Çakır’a okuduğu ve en çok sevdiği öykücüleri de sordum: “Ahmet Büke, Türker Ayyıldız, Behçet Çelik, Necati Tosuner. İlginçtir ki bu saydığım isimler ya Kadıköy’de yaşıyor ya da yolları buradan geçmiştir. Bilinçli bir tercih olmasa da onlarla böyle ortak bir noktamız oldu. Dünya öykücülerinden ise Marquez, Raymond Carver, Roberto Bolono, Carlos Fuantesve Calviono okurum.”
“BÜYÜK ŞEHİR, YÜKŞEHİR”
Kitabın ismi “Yükşehir”e gelince. Yükşehir, kitapta yer alan on iki öyküden birinin adı. Çakır, kitabına bu ismi uygun görmüş: “Kitapta yer alan bütün öyküleri karşılayacak bir isim olmalıydı. Yükşehir bunun için en uygun isimdi. Çünkü kitabın geneli şehrin yükünü sırtına alan insanları anlatıyor. Bu yük, bir ekmek kavgası da olabilir, şehrin içindeki yozlaşmış bir ilişki de; şehrin trafiği de olabilir, şehrin içinde yaşanması zor olan bir aşk da. Evsiz kalmak da bir yük olabilir. Bütün büyük şehirler insana yüktür. Ama İstanbul ayrıca bir yük; çünkü Türkiye’nin yükünü taşıyor. Kapasitesinin üstünde bir yük bu. Oksijeni azalıyor, doğası yok ediliyor, ‘kentsel dönüşüm’ adı altında eşitsiz kümeler yaratılıyor, insanlar mağdur ediliyor…”

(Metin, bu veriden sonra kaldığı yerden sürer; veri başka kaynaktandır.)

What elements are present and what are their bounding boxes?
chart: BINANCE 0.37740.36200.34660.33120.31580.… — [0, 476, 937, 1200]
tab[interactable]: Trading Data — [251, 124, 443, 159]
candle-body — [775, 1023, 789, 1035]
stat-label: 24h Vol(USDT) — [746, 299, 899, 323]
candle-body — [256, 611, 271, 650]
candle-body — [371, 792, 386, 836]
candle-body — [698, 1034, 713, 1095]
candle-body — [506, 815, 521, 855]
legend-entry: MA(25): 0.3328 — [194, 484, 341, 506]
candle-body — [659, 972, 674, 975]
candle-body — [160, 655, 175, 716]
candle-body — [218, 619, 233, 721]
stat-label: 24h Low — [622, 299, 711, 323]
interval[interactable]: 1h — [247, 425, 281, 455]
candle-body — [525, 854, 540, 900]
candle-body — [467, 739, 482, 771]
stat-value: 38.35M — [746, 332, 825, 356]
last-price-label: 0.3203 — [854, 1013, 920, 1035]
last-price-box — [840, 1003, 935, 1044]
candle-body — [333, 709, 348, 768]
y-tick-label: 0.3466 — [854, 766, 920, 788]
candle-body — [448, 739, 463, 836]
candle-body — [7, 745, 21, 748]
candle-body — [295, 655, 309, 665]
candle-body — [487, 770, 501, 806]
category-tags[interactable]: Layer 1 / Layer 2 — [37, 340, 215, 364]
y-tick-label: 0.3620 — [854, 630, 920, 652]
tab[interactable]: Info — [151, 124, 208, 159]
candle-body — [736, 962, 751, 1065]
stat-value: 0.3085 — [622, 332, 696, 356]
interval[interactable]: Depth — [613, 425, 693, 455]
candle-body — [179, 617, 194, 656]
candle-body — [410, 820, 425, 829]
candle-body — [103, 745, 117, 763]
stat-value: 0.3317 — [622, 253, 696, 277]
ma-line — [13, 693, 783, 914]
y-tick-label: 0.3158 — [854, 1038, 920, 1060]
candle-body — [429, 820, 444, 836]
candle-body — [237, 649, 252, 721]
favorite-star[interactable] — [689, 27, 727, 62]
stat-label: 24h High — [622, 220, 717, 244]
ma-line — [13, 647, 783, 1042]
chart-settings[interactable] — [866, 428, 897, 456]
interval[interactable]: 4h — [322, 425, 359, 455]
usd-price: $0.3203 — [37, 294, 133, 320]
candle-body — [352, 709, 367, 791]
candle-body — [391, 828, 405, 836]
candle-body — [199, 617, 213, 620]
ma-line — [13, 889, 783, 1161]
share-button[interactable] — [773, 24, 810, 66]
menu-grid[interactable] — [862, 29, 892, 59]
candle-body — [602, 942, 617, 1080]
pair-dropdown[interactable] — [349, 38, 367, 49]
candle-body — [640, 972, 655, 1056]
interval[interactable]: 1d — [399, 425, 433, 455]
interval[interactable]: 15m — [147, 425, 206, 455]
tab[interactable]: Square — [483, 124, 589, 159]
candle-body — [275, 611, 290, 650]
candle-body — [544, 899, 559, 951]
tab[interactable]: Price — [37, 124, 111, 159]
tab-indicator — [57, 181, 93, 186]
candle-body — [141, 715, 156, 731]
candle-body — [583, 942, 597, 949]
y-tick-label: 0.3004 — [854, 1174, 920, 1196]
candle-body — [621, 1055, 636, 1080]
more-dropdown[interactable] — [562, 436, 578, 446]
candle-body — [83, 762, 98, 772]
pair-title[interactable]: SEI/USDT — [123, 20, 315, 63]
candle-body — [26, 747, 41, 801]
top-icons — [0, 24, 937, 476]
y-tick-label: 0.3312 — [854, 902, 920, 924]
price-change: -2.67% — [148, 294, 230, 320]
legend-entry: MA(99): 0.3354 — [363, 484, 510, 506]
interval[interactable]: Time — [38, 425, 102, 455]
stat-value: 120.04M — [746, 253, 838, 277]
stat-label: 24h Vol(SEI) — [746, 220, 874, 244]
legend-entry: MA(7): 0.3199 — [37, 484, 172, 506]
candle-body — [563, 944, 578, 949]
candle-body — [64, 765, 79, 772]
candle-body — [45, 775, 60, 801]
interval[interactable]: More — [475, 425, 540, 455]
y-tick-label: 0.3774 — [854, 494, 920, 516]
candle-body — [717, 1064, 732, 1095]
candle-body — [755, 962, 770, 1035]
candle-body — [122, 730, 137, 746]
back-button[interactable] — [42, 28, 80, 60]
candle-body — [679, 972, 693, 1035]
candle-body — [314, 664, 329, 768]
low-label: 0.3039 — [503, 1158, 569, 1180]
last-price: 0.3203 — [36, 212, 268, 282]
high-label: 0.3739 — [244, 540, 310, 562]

Özgür Çakır, “Yükşehir” kitabı için bir imza günü düzenleyecek. Akademi 1971 Kitabevi Cafe’de 5 Aralık Cumartesi günü, 16.00-18.00 saatleri arasında düzenlenecek imza gününde, Çakır okurlarıyla bir söyleşi de gerçekleştirecek. Akademi 1971 Kitabevi Cafe, Caferağa Mahallesi, Sakız Sokak, No:12’de.